Angekommen….

…. in Italien heute früh. Nach einem gemütlichen Frühstück nach dem Ankermanöver,  waren wir entspannt genug um in die Federn zu kriechen. Auch wenn es nur 2 Stunden gewesen sind, taten diese sehr gut. Frisch ausgeruht, munter und fit für den Tag, kamen wir und die Mira, um kurz nach 9 Uhr in der Marina an. Haben einen guten Liegeplatz und sind mittlerweile auch schon angemeldet. Danach gab es eine lange und heiße Dusche. Doch zuvor war der erste echte italienische Cappu seit langer Zeit ein Genuss. Damit die Wege nicht zu laaaang werden gibt es hier Fahrräder.  So stehen nun 2 Räder vor dem Boot (kostenlos) und warten auf Einsatz. Einfach toll.

Von der Nanook, Wolfgang und Brigitte, wissen wir, dass es hier die beste Pizza Italiens geben soll. Die werden wir heute natürlich testen.

Zur Überfahrt ein paar Kleinigkeiten. Es gab keinen Regen, kein Gewitter und keine heftigen Winde. Ein Lob an Wetterwelt, das wir seit 1.9. abonniert haben, es traf exakt deren Vorhersage auf der gesamten Strecke ein.

Nach dem Ablegen konnten wir nach 10 Seemeilen Segel setzen, zuerst noch unter Motor, dann ohne. Ab und An wurde die Eisengenua dazu geschaltet, wenn die Geschwindigkeit unter 4 Knoten fiel. Wir wollten ja aufgrund des Wetterfensters nicht zu lange unterwegs sein.

Gestern haben wir nach dem Frühstück unsere Windsteueranlage ausprobiert, leider hapert es noch an der Einstellung des Windblattes. Mhhhh da müssen wir wohl wieder das Internet bemühen, damit wir schlauer werden.  Nachdem wir es aufgegeben haben, die Anlage in Funktion zu bringen, war pures Segeln angesagt. Da seit Samstag späten Abend kein Frachter oder sonstiges Schiff mehr aufgetaucht ist, gehörte uns das Meer. Wir spielten mit den Segeleinstellungen und genossen das dahingleiten trotz der Welle (zwischen 1 und 1 ½ m) überwiegend von der Seite. Die Welle übrigens blieb uns von Kefalonia bis vor den Hafen Rocella Ionica/Italien treu. Einfach eine treue Seele.

Gestern Nachmittag sind wir ein wenig ins Schwitzen gekommen, da Stefan von der Mira, über Navtex Info hatte, dass wir in der Mitte von drei Gewitterfronten reinlaufen. Puhhhh, was nun sprach Zeus? So wurde beschlossen nach Crotone zu laufen, da kürzer und evtl. am Rande der Gefahrenzone. Nachdem Stefan sich eine Wetterkarte aufgezeichnet hat, meinte er, dass der erste Hafen, doch der bessere sein könnte.  Einen Haken geschlagen und  wieder Kurs auf Rocella Ionica genommen.

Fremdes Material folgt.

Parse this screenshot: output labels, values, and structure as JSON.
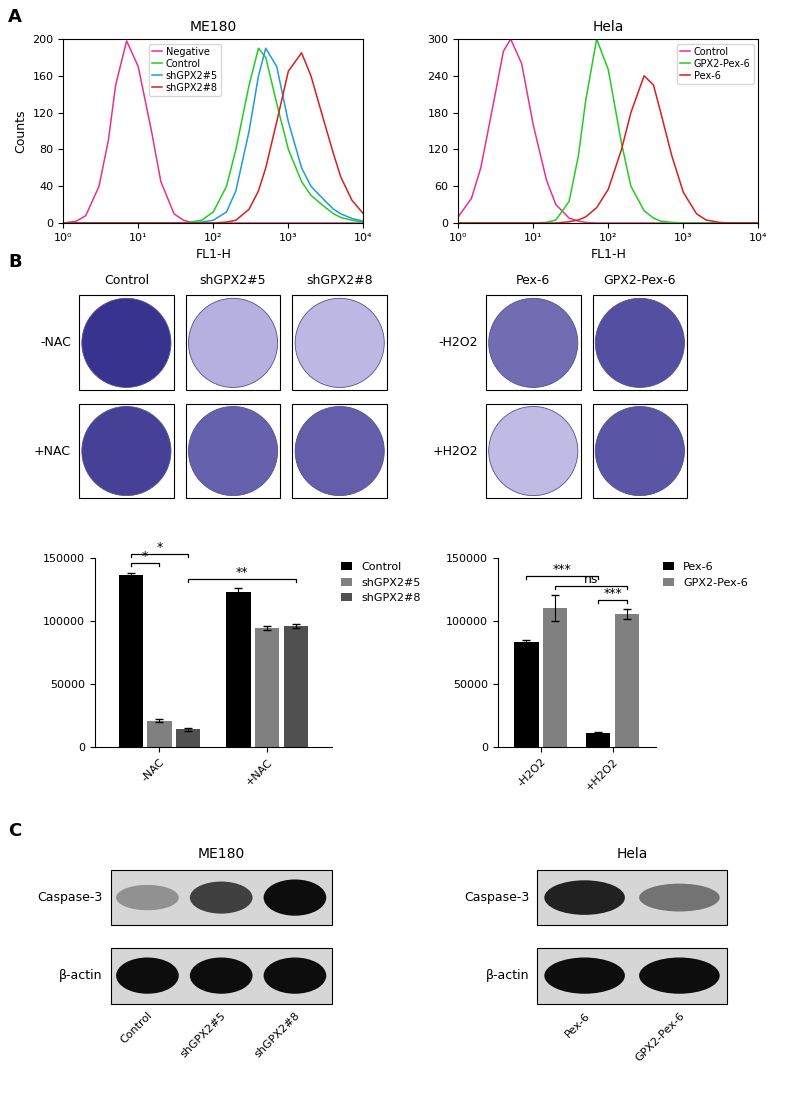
{
  "panels": [
    "A",
    "B",
    "C"
  ],
  "chart_data": [
    {
      "type": "line",
      "title": "ME180",
      "x_label": "FL1-H",
      "y_label": "Counts",
      "log": "x",
      "x": [
        1,
        1.5,
        2,
        3,
        4,
        5,
        7,
        10,
        15,
        20,
        30,
        40,
        50,
        70,
        100,
        150,
        200,
        300,
        400,
        500,
        700,
        1000,
        1500,
        2000,
        3000,
        4000,
        5000,
        7000,
        10000
      ],
      "series": [
        {
          "name": "Negative",
          "color": "#e8308f",
          "values": [
            0,
            2,
            8,
            40,
            90,
            150,
            198,
            170,
            100,
            45,
            10,
            3,
            1,
            0,
            0,
            0,
            0,
            0,
            0,
            0,
            0,
            0,
            0,
            0,
            0,
            0,
            0,
            0,
            0
          ]
        },
        {
          "name": "Control",
          "color": "#22cc22",
          "values": [
            0,
            0,
            0,
            0,
            0,
            0,
            0,
            0,
            0,
            0,
            0,
            0,
            1,
            3,
            12,
            40,
            80,
            150,
            190,
            180,
            130,
            80,
            45,
            30,
            18,
            10,
            6,
            3,
            1
          ]
        },
        {
          "name": "shGPX2#5",
          "color": "#1f9bd7",
          "values": [
            0,
            0,
            0,
            0,
            0,
            0,
            0,
            0,
            0,
            0,
            0,
            0,
            0,
            1,
            3,
            12,
            35,
            100,
            160,
            190,
            170,
            110,
            60,
            40,
            25,
            15,
            10,
            5,
            2
          ]
        },
        {
          "name": "shGPX2#8",
          "color": "#d81e1e",
          "values": [
            0,
            0,
            0,
            0,
            0,
            0,
            0,
            0,
            0,
            0,
            0,
            0,
            0,
            0,
            0,
            1,
            3,
            15,
            35,
            60,
            110,
            165,
            185,
            160,
            110,
            75,
            50,
            25,
            10
          ]
        }
      ],
      "xlim": [
        1,
        10000
      ],
      "xticks": [
        {
          "value": 1,
          "label": "10⁰"
        },
        {
          "value": 10,
          "label": "10¹"
        },
        {
          "value": 100,
          "label": "10²"
        },
        {
          "value": 1000,
          "label": "10³"
        },
        {
          "value": 10000,
          "label": "10⁴"
        }
      ],
      "ylim": [
        0,
        200
      ],
      "yticks": [
        0,
        40,
        80,
        120,
        160,
        200
      ],
      "legend": "upper left"
    },
    {
      "type": "line",
      "title": "Hela",
      "x_label": "FL1-H",
      "log": "x",
      "x": [
        1,
        1.5,
        2,
        3,
        4,
        5,
        7,
        10,
        15,
        20,
        30,
        40,
        50,
        70,
        100,
        150,
        200,
        300,
        400,
        500,
        700,
        1000,
        1500,
        2000,
        3000,
        4000,
        5000,
        7000,
        10000
      ],
      "series": [
        {
          "name": "Control",
          "color": "#e8308f",
          "values": [
            10,
            40,
            90,
            200,
            280,
            300,
            260,
            160,
            70,
            30,
            8,
            3,
            1,
            0,
            0,
            0,
            0,
            0,
            0,
            0,
            0,
            0,
            0,
            0,
            0,
            0,
            0,
            0,
            0
          ]
        },
        {
          "name": "GPX2-Pex-6",
          "color": "#22cc22",
          "values": [
            0,
            0,
            0,
            0,
            0,
            0,
            0,
            0,
            1,
            5,
            35,
            110,
            200,
            300,
            250,
            130,
            60,
            20,
            8,
            3,
            1,
            0,
            0,
            0,
            0,
            0,
            0,
            0,
            0
          ]
        },
        {
          "name": "Pex-6",
          "color": "#d81e1e",
          "values": [
            0,
            0,
            0,
            0,
            0,
            0,
            0,
            0,
            0,
            0,
            2,
            5,
            10,
            25,
            55,
            120,
            180,
            240,
            225,
            180,
            110,
            50,
            15,
            5,
            1,
            0,
            0,
            0,
            0
          ]
        }
      ],
      "xlim": [
        1,
        10000
      ],
      "xticks": [
        {
          "value": 1,
          "label": "10⁰"
        },
        {
          "value": 10,
          "label": "10¹"
        },
        {
          "value": 100,
          "label": "10²"
        },
        {
          "value": 1000,
          "label": "10³"
        },
        {
          "value": 10000,
          "label": "10⁴"
        }
      ],
      "ylim": [
        0,
        300
      ],
      "yticks": [
        0,
        60,
        120,
        180,
        240,
        300
      ],
      "legend": "upper right"
    },
    {
      "type": "bar",
      "categories": [
        "-NAC",
        "+NAC"
      ],
      "series": [
        {
          "name": "Control",
          "color": "#000000",
          "values": [
            136000,
            123000
          ],
          "errors": [
            2000,
            2500
          ]
        },
        {
          "name": "shGPX2#5",
          "color": "#808080",
          "values": [
            21000,
            94000
          ],
          "errors": [
            1500,
            1500
          ]
        },
        {
          "name": "shGPX2#8",
          "color": "#505050",
          "values": [
            14000,
            96000
          ],
          "errors": [
            1000,
            1500
          ]
        }
      ],
      "ylim": [
        0,
        150000
      ],
      "yticks": [
        0,
        50000,
        100000,
        150000
      ],
      "legend": "upper left",
      "annotations": [
        {
          "text": "**",
          "from": {
            "category": "-NAC",
            "series": "shGPX2#8"
          },
          "to": {
            "category": "+NAC",
            "series": "shGPX2#8"
          }
        },
        {
          "text": "*",
          "from": {
            "category": "-NAC",
            "series": "Control"
          },
          "to": {
            "category": "-NAC",
            "series": "shGPX2#5"
          }
        },
        {
          "text": "*",
          "from": {
            "category": "-NAC",
            "series": "Control"
          },
          "to": {
            "category": "-NAC",
            "series": "shGPX2#8"
          }
        }
      ]
    },
    {
      "type": "bar",
      "categories": [
        "-H2O2",
        "+H2O2"
      ],
      "series": [
        {
          "name": "Pex-6",
          "color": "#000000",
          "values": [
            83000,
            11000
          ],
          "errors": [
            2000,
            1000
          ]
        },
        {
          "name": "GPX2-Pex-6",
          "color": "#808080",
          "values": [
            110000,
            105000
          ],
          "errors": [
            10000,
            4000
          ]
        }
      ],
      "ylim": [
        0,
        150000
      ],
      "yticks": [
        0,
        50000,
        100000,
        150000
      ],
      "legend": "upper left",
      "annotations": [
        {
          "text": "***",
          "from": {
            "category": "+H2O2",
            "series": "Pex-6"
          },
          "to": {
            "category": "+H2O2",
            "series": "GPX2-Pex-6"
          }
        },
        {
          "text": "ns",
          "from": {
            "category": "-H2O2",
            "series": "GPX2-Pex-6"
          },
          "to": {
            "category": "+H2O2",
            "series": "GPX2-Pex-6"
          }
        },
        {
          "text": "***",
          "from": {
            "category": "-H2O2",
            "series": "Pex-6"
          },
          "to": {
            "category": "+H2O2",
            "series": "Pex-6"
          }
        }
      ]
    }
  ],
  "plates": [
    {
      "columns": [
        "Control",
        "shGPX2#5",
        "shGPX2#8"
      ],
      "rows": [
        "-NAC",
        "+NAC"
      ]
    },
    {
      "columns": [
        "Pex-6",
        "GPX2-Pex-6"
      ],
      "rows": [
        "-H2O2",
        "+H2O2"
      ]
    }
  ],
  "blots": [
    {
      "title": "ME180",
      "lanes": [
        "Control",
        "shGPX2#5",
        "shGPX2#8"
      ],
      "rows": [
        {
          "name": "Caspase-3",
          "intensity": [
            0.35,
            0.75,
            1.0
          ]
        },
        {
          "name": "β-actin",
          "intensity": [
            1.0,
            1.0,
            1.0
          ]
        }
      ]
    },
    {
      "title": "Hela",
      "lanes": [
        "Pex-6",
        "GPX2-Pex-6"
      ],
      "rows": [
        {
          "name": "Caspase-3",
          "intensity": [
            0.9,
            0.5
          ]
        },
        {
          "name": "β-actin",
          "intensity": [
            1.0,
            1.0
          ]
        }
      ]
    }
  ]
}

Wie heißt es so schön, im Nachhinein ist man immer klüger. So sind wir dies heute auch, da wir die richtige Entscheidung getroffen haben.

Da die Gewitterfronten sichtbar sich am Himmel abzeichneten, gaben wir am späten Nachmittag so richtig Gas. Der Wind um die 10 Knoten, wurden Segel gesetzt und die Eisengenua angeworfen. Mit guten 6 Knoten zogen wir durch die Nacht. Doch die letzten beiden Stunden so ca. 10 Seemeilen vor unserem Ziel, kam der Wind aus 60 Grad mit bis zu 20 Knoten und ab ging die Post. Nur mit Genua bestückt, schoss Ciganka zwischen 5 und 7 Knoten dahin. Die Welle mittlerweile fast von Hinten, tat das Ihrige dazu, dass wir vor der berechneten Zeit unseren Anker werfen konnten.

Normalerweise, wenn man ankert, wird eine Runde über den Ankergrund gefahren um zu gucken, wie ist die Beschaffenheit des Bodens, die Tiefe etc. . Bei finsterer Nacht, einen kleinen Kreis gezogen um die Tiefe ein wenig zu prüfen und ab ging der Anker dem Grund entgegen. Kurz eingezogen, passt, das war’s.  

Heute Nacht sollte ja um 4:22 Uhr der Blutmond in Übergröße zu beobachten sein. Wir happy, noch auf dem Wasser, also einen gigantischen Blick auf den Planeten haben. Bis ca. 4 Uhr beleuchtet der Mond unseren Weg, aber dann, schnappten sich Ihn die bösen Wolken und weg war er.

Als wir das Ankermanöver erledigt hatten, merkten wir, dass der Mond, rot gefärbt, ein kleinwenig hinter den Wolken hervorlugte.